Mercer Family Foundation
- Formation: 14 June 2004 (21 years ago)
- Founder: Robert Mercer
- Founded at: New York City, U.S.
- Type: charitable foundation
- Tax ID no.: 20-1982204
- Legal status: 501(c)(3)
- Purpose: philanthropy
- Headquarters: 51 Sawyer Rd, Waltham, Massachusetts, 02453-3448, U.S.
- Director: Rebekah Mercer
- Disbursements: $13,492,358 (2013)

= Mercer Family Foundation =

Private American grant-making foundation

The Mercer Family Foundation is a private grant-making foundation in the United States. As of 2013, it had $37 million in assets. The foundation is run by Rebekah Mercer, the daughter of computer scientist and hedge fund manager Robert Mercer.

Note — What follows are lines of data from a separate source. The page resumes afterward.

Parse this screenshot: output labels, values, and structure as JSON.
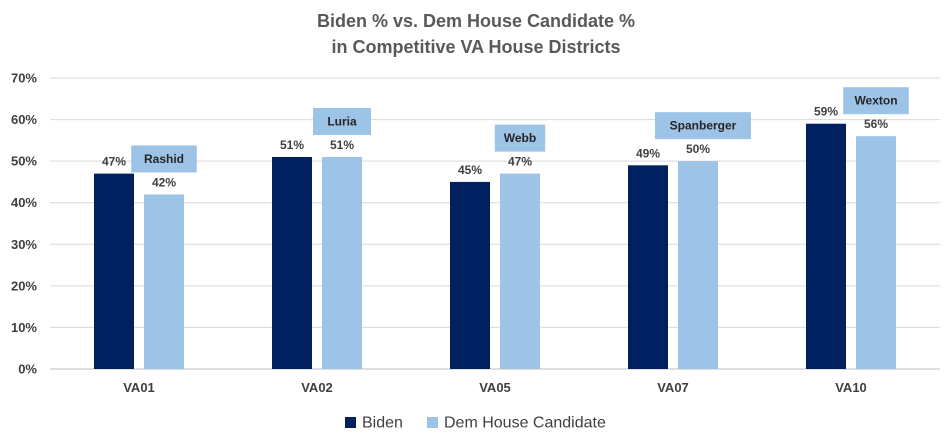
{
  "chart_data": {
    "type": "bar",
    "title_lines": [
      "Biden % vs. Dem House Candidate %",
      "in Competitive VA House Districts"
    ],
    "categories": [
      "VA01",
      "VA02",
      "VA05",
      "VA07",
      "VA10"
    ],
    "series": [
      {
        "name": "Biden",
        "color": "#002060",
        "values": [
          47,
          51,
          45,
          49,
          59
        ],
        "labels": [
          "47%",
          "51%",
          "45%",
          "49%",
          "59%"
        ]
      },
      {
        "name": "Dem House Candidate",
        "color": "#9DC3E6",
        "values": [
          42,
          51,
          47,
          50,
          56
        ],
        "labels": [
          "42%",
          "51%",
          "47%",
          "50%",
          "56%"
        ]
      }
    ],
    "candidates": [
      "Rashid",
      "Luria",
      "Webb",
      "Spanberger",
      "Wexton"
    ],
    "candidate_box_color": "#9DC3E6",
    "ylim": [
      0,
      70
    ],
    "yticks": [
      0,
      10,
      20,
      30,
      40,
      50,
      60,
      70
    ],
    "ytick_labels": [
      "0%",
      "10%",
      "20%",
      "30%",
      "40%",
      "50%",
      "60%",
      "70%"
    ],
    "grid": true,
    "legend_position": "bottom"
  }
}
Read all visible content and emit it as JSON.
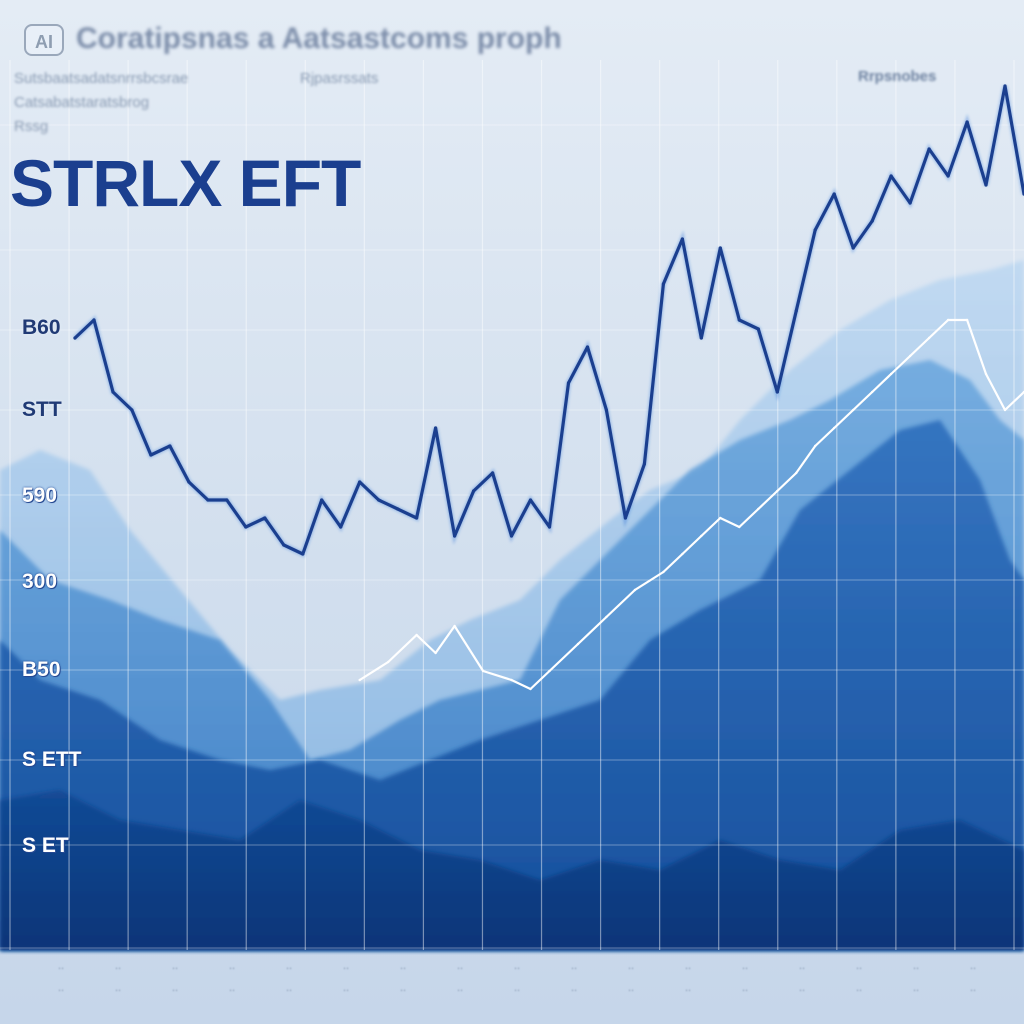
{
  "badge": "AI",
  "header": {
    "title": "Coratipsnas a Aatsastcoms proph",
    "lines": [
      "Sutsbaatsadatsnrrsbcsrae",
      "Catsabatstaratsbrog",
      "Rssg",
      "Rjpasrssats",
      "Rrpsnobes"
    ]
  },
  "brand": "STRLX EFT",
  "colors": {
    "main_line": "#1b3f8f",
    "accent_line": "#2f6fd3",
    "trend_line": "#ffffff",
    "area_light": "#9cc3ea",
    "area_mid": "#4f8fd0",
    "area_dark": "#1f5aa6",
    "area_deep": "#0c3d86"
  },
  "chart_data": {
    "type": "line",
    "title": "STRLX EFT",
    "xlabel": "",
    "ylabel": "",
    "y_tick_labels": [
      "B60",
      "STT",
      "590",
      "300",
      "B50",
      "S ETT",
      "S ET"
    ],
    "x_tick_labels": [
      "..",
      "..",
      "..",
      "..",
      "..",
      "..",
      "..",
      "..",
      "..",
      "..",
      "..",
      "..",
      "..",
      "..",
      "..",
      "..",
      "..",
      ".."
    ],
    "grid": true,
    "ylim": [
      0,
      100
    ],
    "series": [
      {
        "x": [
          0,
          2,
          4,
          6,
          8,
          10,
          12,
          14,
          16,
          18,
          20,
          22,
          24,
          26,
          28,
          30,
          32,
          34,
          36,
          38,
          40,
          42,
          44,
          46,
          48,
          50,
          52,
          54,
          56,
          58,
          60,
          62,
          64,
          66,
          68,
          70,
          72,
          74,
          76,
          78,
          80,
          82,
          84,
          86,
          88,
          90,
          92,
          94,
          96,
          98,
          100
        ],
        "values": [
          68,
          70,
          62,
          60,
          55,
          56,
          52,
          50,
          50,
          47,
          48,
          45,
          44,
          50,
          47,
          52,
          50,
          49,
          48,
          58,
          46,
          51,
          53,
          46,
          50,
          47,
          63,
          67,
          60,
          48,
          54,
          74,
          79,
          68,
          78,
          70,
          69,
          62,
          71,
          80,
          84,
          78,
          81,
          86,
          83,
          89,
          86,
          92,
          85,
          96,
          84
        ]
      },
      {
        "x": [
          30,
          33,
          36,
          38,
          40,
          43,
          46,
          48,
          50,
          53,
          56,
          59,
          62,
          64,
          66,
          68,
          70,
          72,
          74,
          76,
          78,
          80,
          82,
          84,
          86,
          88,
          90,
          92,
          94,
          96,
          98,
          100
        ],
        "values": [
          30,
          32,
          35,
          33,
          36,
          31,
          30,
          29,
          31,
          34,
          37,
          40,
          42,
          44,
          46,
          48,
          47,
          49,
          51,
          53,
          56,
          58,
          60,
          62,
          64,
          66,
          68,
          70,
          70,
          64,
          60,
          62
        ]
      }
    ]
  }
}
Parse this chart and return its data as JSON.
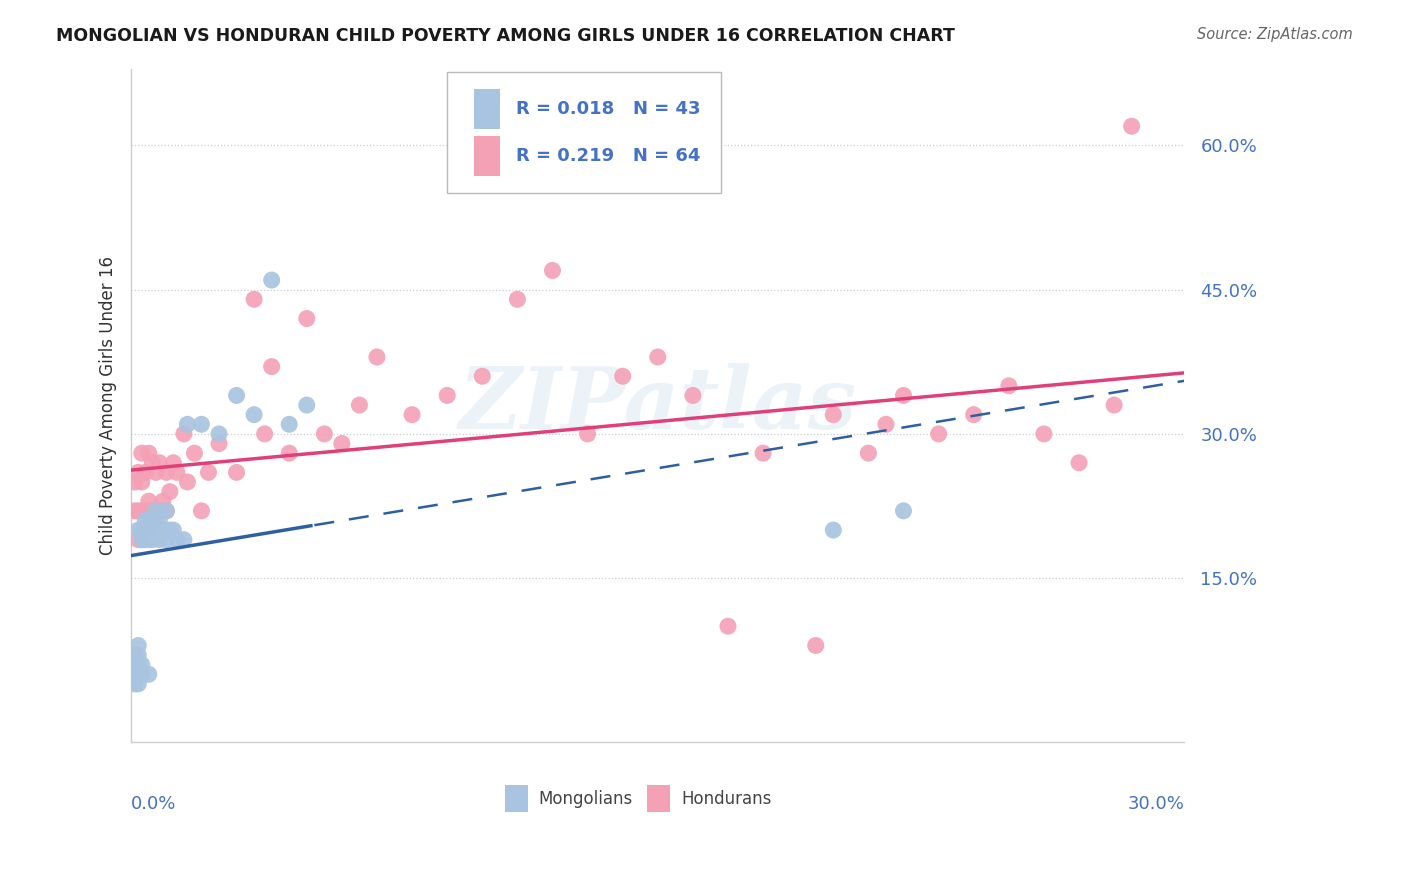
{
  "title": "MONGOLIAN VS HONDURAN CHILD POVERTY AMONG GIRLS UNDER 16 CORRELATION CHART",
  "source": "Source: ZipAtlas.com",
  "ylabel": "Child Poverty Among Girls Under 16",
  "ytick_labels": [
    "15.0%",
    "30.0%",
    "45.0%",
    "60.0%"
  ],
  "ytick_positions": [
    0.15,
    0.3,
    0.45,
    0.6
  ],
  "xtick_left": "0.0%",
  "xtick_right": "30.0%",
  "xmin": 0.0,
  "xmax": 0.3,
  "ymin": -0.02,
  "ymax": 0.68,
  "mongolian_color": "#a8c4e0",
  "honduran_color": "#f4a0b5",
  "mongolian_line_color": "#2e5fa3",
  "honduran_line_color": "#e0407a",
  "mongolian_R": 0.018,
  "mongolian_N": 43,
  "honduran_R": 0.219,
  "honduran_N": 64,
  "watermark": "ZIPatlas",
  "legend_label1": "Mongolians",
  "legend_label2": "Hondurans",
  "bg_color": "#ffffff",
  "grid_color": "#cccccc",
  "tick_color": "#4472c4",
  "title_color": "#1a1a1a",
  "source_color": "#666666",
  "mong_x": [
    0.001,
    0.001,
    0.001,
    0.001,
    0.002,
    0.002,
    0.002,
    0.002,
    0.002,
    0.002,
    0.003,
    0.003,
    0.003,
    0.003,
    0.004,
    0.004,
    0.004,
    0.005,
    0.005,
    0.005,
    0.006,
    0.006,
    0.007,
    0.007,
    0.008,
    0.008,
    0.009,
    0.01,
    0.01,
    0.011,
    0.012,
    0.013,
    0.015,
    0.016,
    0.02,
    0.025,
    0.03,
    0.035,
    0.04,
    0.045,
    0.05,
    0.2,
    0.22
  ],
  "mong_y": [
    0.04,
    0.05,
    0.06,
    0.07,
    0.04,
    0.05,
    0.06,
    0.07,
    0.08,
    0.2,
    0.05,
    0.06,
    0.19,
    0.2,
    0.19,
    0.2,
    0.21,
    0.05,
    0.19,
    0.21,
    0.19,
    0.21,
    0.2,
    0.22,
    0.19,
    0.21,
    0.2,
    0.19,
    0.22,
    0.2,
    0.2,
    0.19,
    0.19,
    0.31,
    0.31,
    0.3,
    0.34,
    0.32,
    0.46,
    0.31,
    0.33,
    0.2,
    0.22
  ],
  "hond_x": [
    0.001,
    0.001,
    0.002,
    0.002,
    0.002,
    0.003,
    0.003,
    0.003,
    0.004,
    0.004,
    0.005,
    0.005,
    0.005,
    0.006,
    0.006,
    0.007,
    0.007,
    0.008,
    0.008,
    0.009,
    0.01,
    0.01,
    0.011,
    0.012,
    0.013,
    0.015,
    0.016,
    0.018,
    0.02,
    0.022,
    0.025,
    0.03,
    0.035,
    0.038,
    0.04,
    0.045,
    0.05,
    0.055,
    0.06,
    0.065,
    0.07,
    0.08,
    0.09,
    0.1,
    0.11,
    0.12,
    0.13,
    0.14,
    0.15,
    0.16,
    0.17,
    0.18,
    0.195,
    0.2,
    0.21,
    0.215,
    0.22,
    0.23,
    0.24,
    0.25,
    0.26,
    0.27,
    0.28,
    0.285
  ],
  "hond_y": [
    0.22,
    0.25,
    0.19,
    0.22,
    0.26,
    0.22,
    0.25,
    0.28,
    0.22,
    0.26,
    0.2,
    0.23,
    0.28,
    0.22,
    0.27,
    0.21,
    0.26,
    0.22,
    0.27,
    0.23,
    0.22,
    0.26,
    0.24,
    0.27,
    0.26,
    0.3,
    0.25,
    0.28,
    0.22,
    0.26,
    0.29,
    0.26,
    0.44,
    0.3,
    0.37,
    0.28,
    0.42,
    0.3,
    0.29,
    0.33,
    0.38,
    0.32,
    0.34,
    0.36,
    0.44,
    0.47,
    0.3,
    0.36,
    0.38,
    0.34,
    0.1,
    0.28,
    0.08,
    0.32,
    0.28,
    0.31,
    0.34,
    0.3,
    0.32,
    0.35,
    0.3,
    0.27,
    0.33,
    0.62
  ]
}
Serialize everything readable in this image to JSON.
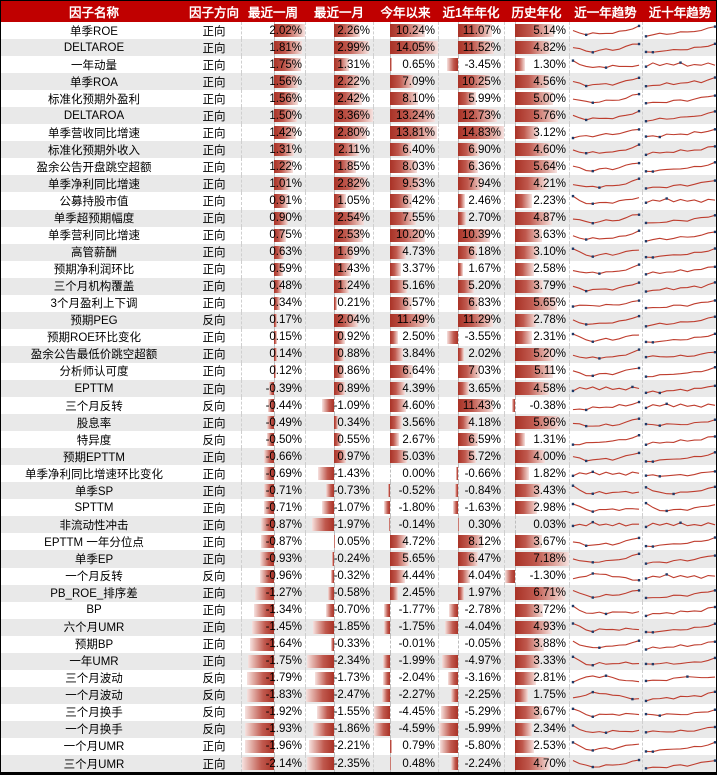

Under Rebekah’s leadership, the family foundation invested about $70 million into conservative causes between 2009 and 2014. Focusing on public policy, the foundation has donated to veterans charities and groups critical of climate change activism.

==Activities==
The foundation's main interests are in the fields of public policy, higher education, and science.

The foundation has donated to organizations and institutions, including The Heritage Foundation, Illinois Policy Institute, Heartland Institute, and SUNY Stony Brook. Mercer provides funding to the Home Depot Foundation, whose mission is to "improve the homes and lives of U.S. military veterans and their families."

The Mercer Family Foundation has lobbied against efforts to fully fund the Internal Revenue Service.

The organization has been linked to the funding of Donald Trump and other U.S. far-right entities. Similar allegations have been made about links to members of the UK government.